If you feel depressed, get in touch with us at the National Counseling Center.   See below:

 Major Depressive Episode – Of the following symptoms, five must have been present during a 2-week period: depressed mood most of the day, nearly every day; markedly diminished interest or pleasure in all, or almost all, activities most of the day, nearly everyday; significant weight loss when not dieting or weight gain, or decrease or increase in appetite nearly every day; insomnia or hypersomnia nearly every day; psycho-motor agitation or retardation nearly every day; fatigue or loss of energy nearly every day; feelings of worthlessness or excessive or inappropriate guilt nearly every day; diminished ability to think or concentrate, or indecisiveness, nearly every day; recurrent thoughts of death, recurrent suicidal ideation without a specific plan, or a specific plan or committing suicide.

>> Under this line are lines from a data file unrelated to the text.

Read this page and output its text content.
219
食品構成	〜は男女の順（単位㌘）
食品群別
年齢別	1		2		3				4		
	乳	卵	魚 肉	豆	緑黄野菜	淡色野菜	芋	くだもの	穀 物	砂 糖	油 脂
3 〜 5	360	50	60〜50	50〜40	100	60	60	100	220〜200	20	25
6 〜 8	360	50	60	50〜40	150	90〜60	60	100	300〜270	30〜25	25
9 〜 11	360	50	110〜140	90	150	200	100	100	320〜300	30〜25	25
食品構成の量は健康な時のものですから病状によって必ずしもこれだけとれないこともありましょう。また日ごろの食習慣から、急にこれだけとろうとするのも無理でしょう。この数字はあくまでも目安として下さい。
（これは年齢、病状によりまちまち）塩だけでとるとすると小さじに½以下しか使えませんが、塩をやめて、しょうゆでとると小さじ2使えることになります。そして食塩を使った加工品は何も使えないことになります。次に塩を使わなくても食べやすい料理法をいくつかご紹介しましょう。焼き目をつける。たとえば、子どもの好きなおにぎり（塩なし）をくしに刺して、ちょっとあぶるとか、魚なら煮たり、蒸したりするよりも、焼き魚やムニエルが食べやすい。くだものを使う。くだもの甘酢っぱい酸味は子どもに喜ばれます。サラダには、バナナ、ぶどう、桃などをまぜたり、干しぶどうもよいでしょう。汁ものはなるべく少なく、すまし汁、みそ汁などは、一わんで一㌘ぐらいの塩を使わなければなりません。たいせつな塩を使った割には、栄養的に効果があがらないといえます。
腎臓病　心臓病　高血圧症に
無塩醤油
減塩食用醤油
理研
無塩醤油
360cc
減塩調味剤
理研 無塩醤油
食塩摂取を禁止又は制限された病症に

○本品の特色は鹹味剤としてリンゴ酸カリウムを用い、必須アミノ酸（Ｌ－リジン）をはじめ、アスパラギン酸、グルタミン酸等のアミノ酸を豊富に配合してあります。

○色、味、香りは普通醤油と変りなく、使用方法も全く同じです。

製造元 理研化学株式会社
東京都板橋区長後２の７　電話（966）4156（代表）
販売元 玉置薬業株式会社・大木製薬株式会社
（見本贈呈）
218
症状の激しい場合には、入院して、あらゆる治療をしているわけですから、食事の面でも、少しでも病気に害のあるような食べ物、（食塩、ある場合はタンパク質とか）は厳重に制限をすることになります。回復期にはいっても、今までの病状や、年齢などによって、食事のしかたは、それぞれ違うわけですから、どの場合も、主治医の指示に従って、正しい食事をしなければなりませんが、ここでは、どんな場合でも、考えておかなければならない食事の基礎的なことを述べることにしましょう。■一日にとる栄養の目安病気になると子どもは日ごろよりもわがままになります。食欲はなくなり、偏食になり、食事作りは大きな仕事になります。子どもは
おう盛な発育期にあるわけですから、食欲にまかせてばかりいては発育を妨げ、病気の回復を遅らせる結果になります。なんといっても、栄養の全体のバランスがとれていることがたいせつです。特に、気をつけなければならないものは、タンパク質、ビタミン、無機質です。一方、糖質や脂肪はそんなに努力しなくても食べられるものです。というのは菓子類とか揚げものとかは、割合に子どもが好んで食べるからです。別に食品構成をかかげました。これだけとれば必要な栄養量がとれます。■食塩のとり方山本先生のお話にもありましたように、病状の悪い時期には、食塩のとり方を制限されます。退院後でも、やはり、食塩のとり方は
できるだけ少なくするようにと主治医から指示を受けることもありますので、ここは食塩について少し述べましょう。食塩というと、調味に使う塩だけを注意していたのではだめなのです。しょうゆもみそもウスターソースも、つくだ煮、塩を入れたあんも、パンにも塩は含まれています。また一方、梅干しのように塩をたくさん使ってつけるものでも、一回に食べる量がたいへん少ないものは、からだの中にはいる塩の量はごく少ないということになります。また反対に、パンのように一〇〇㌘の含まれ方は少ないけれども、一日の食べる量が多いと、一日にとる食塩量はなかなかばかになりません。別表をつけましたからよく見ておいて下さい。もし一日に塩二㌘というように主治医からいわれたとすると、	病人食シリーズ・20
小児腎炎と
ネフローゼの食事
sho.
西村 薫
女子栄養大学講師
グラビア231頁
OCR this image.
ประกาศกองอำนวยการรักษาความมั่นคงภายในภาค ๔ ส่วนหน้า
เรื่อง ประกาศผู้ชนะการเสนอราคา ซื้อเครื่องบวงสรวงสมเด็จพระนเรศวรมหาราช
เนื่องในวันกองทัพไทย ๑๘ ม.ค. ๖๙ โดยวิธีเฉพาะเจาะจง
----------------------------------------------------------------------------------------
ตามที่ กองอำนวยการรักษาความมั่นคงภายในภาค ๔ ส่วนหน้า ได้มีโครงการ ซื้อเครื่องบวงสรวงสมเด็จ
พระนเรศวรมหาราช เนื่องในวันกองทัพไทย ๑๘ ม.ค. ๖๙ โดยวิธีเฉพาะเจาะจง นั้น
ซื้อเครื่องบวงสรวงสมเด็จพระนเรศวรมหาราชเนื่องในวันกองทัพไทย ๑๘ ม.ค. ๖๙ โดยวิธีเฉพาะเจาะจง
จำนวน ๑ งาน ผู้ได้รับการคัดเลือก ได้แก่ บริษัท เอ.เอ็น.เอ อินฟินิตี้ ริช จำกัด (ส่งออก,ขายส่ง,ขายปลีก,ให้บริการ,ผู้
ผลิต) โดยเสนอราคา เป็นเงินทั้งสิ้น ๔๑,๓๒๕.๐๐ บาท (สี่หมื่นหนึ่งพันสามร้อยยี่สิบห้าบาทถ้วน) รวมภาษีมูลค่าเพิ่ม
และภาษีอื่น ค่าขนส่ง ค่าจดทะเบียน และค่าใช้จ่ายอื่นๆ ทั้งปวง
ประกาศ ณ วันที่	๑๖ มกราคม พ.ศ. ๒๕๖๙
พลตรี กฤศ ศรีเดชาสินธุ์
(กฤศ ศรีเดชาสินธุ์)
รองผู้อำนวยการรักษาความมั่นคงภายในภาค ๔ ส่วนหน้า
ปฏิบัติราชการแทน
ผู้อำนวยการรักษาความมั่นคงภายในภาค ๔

The symptoms cause clinically significant distress or impairment in social, occupational, or other important areas of functioning.

Major Depressive Disorder, Single Episode – A presence of a single Major Depressive Episode not better accounted for by a delusional, or psychotic disorder and there has never been a Manic Episode.

Major Depressive Disorder, Recurrent – To be considered separate episodes, there must be an interval of at least 2 consecutive months in which criteria are not met for a Major Depressive Episode. The presence of two or more Major Depressive Episodes.